Приказчик, занимавшийся чайком, отрывается от самовара.
— Идтить как же? — вопросительно глядят они посоловевшими глазами на вышедшего из избы приказчика.
— А зачем пропивали? Идите, в чем мать родила, утробы ненасытные! — напускается он на них.
— Нет, уж это ты погодишь! — слышатся возгласы.
— Нанялся — иди, а не хошь — в полицию! — хорохорится приказчик.
— Не пугай, не испугаешь; нами сызмальства только три места и облюбованы: полиция, тюрьма да больница! — острят в ответ рабочие.
Толпа разражается пьяным хохотом.
Приказчик еще ломается некоторое время, но только для виду. От целовальника им уже с вечера взяты все заклады, со скидкою, и сложены на воз.

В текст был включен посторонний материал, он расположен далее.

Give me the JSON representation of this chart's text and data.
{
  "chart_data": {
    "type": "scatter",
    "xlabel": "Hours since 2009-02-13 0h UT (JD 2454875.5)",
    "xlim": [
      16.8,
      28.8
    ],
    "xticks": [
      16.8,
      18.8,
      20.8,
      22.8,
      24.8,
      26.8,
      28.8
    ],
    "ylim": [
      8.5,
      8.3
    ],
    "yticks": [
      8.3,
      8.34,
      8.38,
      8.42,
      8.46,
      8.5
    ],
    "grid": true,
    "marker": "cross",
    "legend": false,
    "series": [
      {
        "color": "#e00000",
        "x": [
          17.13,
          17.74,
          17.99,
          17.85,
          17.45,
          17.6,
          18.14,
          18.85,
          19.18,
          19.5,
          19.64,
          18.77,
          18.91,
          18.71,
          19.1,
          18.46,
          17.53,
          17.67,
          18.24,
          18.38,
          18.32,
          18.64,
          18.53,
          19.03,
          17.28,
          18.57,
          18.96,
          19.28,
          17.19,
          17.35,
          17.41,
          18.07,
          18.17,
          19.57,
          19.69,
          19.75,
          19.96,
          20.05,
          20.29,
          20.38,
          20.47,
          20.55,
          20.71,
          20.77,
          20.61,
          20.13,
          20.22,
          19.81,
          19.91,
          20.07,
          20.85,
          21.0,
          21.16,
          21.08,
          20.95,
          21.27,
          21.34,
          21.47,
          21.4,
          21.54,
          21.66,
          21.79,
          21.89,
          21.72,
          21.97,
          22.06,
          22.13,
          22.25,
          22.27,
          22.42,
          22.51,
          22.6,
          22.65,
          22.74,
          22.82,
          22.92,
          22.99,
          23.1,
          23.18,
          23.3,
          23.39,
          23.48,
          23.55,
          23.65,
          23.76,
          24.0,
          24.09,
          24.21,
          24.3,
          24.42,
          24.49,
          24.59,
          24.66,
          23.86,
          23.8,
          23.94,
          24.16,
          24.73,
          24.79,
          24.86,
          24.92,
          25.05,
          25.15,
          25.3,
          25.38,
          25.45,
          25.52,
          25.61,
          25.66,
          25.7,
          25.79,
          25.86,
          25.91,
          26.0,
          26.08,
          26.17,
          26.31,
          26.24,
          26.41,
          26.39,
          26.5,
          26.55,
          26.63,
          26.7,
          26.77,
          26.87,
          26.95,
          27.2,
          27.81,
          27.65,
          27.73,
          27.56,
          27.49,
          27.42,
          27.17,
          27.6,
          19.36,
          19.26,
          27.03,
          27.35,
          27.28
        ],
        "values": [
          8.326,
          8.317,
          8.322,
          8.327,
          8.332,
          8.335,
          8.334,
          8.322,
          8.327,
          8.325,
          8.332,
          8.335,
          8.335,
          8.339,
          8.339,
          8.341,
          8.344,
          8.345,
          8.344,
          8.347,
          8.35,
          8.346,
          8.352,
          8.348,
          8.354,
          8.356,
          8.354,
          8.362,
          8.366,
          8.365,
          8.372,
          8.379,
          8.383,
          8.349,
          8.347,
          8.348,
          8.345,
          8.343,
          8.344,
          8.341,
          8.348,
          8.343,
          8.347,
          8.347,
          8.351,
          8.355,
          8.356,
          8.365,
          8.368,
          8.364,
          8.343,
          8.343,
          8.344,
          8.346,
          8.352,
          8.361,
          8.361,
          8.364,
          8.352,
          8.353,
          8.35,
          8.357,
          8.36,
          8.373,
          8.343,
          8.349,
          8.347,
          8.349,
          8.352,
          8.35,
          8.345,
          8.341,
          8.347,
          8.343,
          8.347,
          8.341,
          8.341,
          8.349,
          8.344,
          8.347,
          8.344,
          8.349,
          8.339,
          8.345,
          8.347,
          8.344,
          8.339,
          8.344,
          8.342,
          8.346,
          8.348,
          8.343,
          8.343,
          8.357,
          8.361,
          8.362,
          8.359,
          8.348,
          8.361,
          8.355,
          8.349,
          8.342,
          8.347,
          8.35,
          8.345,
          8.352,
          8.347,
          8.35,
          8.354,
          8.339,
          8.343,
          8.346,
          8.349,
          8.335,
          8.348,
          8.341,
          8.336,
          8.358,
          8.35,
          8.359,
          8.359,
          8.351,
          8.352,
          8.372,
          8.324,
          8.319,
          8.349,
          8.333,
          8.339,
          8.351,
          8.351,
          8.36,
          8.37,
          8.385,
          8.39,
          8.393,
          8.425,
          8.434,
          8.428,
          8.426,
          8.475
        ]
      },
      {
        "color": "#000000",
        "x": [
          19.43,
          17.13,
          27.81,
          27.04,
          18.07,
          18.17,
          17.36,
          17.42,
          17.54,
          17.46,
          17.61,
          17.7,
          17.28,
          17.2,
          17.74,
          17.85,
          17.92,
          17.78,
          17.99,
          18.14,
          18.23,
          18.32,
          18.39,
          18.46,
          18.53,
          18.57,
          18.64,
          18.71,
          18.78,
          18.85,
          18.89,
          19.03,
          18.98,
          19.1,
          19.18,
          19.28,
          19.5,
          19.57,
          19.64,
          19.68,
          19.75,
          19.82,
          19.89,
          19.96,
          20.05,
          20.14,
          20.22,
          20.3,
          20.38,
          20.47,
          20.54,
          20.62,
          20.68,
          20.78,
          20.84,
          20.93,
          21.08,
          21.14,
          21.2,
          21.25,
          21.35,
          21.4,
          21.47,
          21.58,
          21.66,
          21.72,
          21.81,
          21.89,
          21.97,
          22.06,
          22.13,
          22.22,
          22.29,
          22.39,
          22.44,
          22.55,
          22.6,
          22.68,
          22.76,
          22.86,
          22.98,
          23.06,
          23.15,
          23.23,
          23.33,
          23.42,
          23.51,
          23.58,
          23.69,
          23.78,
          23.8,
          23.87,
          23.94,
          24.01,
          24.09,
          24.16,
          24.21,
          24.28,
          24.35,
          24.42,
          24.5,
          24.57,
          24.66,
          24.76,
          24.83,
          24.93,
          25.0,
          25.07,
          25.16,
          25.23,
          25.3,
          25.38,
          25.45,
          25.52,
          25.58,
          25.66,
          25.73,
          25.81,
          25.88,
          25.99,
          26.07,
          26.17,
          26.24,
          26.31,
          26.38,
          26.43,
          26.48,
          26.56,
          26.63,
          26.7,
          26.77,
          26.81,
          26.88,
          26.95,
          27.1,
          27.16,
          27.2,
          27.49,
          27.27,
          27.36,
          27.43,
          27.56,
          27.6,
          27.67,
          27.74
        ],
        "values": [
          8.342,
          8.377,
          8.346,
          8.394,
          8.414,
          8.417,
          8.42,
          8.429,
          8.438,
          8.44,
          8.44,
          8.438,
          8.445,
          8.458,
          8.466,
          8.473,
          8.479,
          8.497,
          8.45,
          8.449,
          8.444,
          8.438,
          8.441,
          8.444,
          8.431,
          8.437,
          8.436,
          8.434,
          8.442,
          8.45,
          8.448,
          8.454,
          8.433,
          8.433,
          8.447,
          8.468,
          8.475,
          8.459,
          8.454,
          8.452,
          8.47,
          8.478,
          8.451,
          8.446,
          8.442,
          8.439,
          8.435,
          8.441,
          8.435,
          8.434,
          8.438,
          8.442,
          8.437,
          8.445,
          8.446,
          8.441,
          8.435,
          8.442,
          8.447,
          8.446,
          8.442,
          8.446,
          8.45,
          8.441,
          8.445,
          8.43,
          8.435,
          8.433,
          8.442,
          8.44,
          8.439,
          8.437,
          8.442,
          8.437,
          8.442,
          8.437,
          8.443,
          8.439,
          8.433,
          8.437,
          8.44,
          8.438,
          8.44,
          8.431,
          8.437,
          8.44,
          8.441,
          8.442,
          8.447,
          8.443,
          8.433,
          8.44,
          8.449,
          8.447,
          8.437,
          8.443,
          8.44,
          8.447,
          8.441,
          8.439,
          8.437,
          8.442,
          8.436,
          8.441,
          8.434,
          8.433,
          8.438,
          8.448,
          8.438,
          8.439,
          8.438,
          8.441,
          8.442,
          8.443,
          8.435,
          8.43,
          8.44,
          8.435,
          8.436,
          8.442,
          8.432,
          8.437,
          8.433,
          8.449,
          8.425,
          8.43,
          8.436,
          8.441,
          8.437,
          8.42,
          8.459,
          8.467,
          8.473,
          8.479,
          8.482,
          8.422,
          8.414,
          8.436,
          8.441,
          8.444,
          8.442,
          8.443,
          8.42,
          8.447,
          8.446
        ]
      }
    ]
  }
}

Начинается вновь раздача одежды или обуви и запись на счет, но уже по возвышенным ценам; даются и деньжонки.
Партия трогается в путь с запасом провизии и водки на похмелье.
Так до следующего привала, а там та же история.
В тайгу рабочие приходят, уже забрав почти за все время деньги; в лучшем случае остаются к получению гроши. Люди закабалены.
Кто же эти люди?
Подонки даже Сибири. Работящий ссыльный поселенец не пойдет в тайгу, не наймется на прииски.
Приисковый рабочий — отпетый: летом в тайге, зимой в остроге — вот его жизнь. Заработков с прииска не приносят, а труд каторжный.
Разведка, шурфовка и промывка золота производится по течению местных речек и ручьев, в болотистых местах.
От мошки, этого бича приисковых рабочих, одной из казней египетских, не спасает и толстый слой дегтя на лице и теле, она жалит немилосердно, залепляет глаза, лезет в рот и уши.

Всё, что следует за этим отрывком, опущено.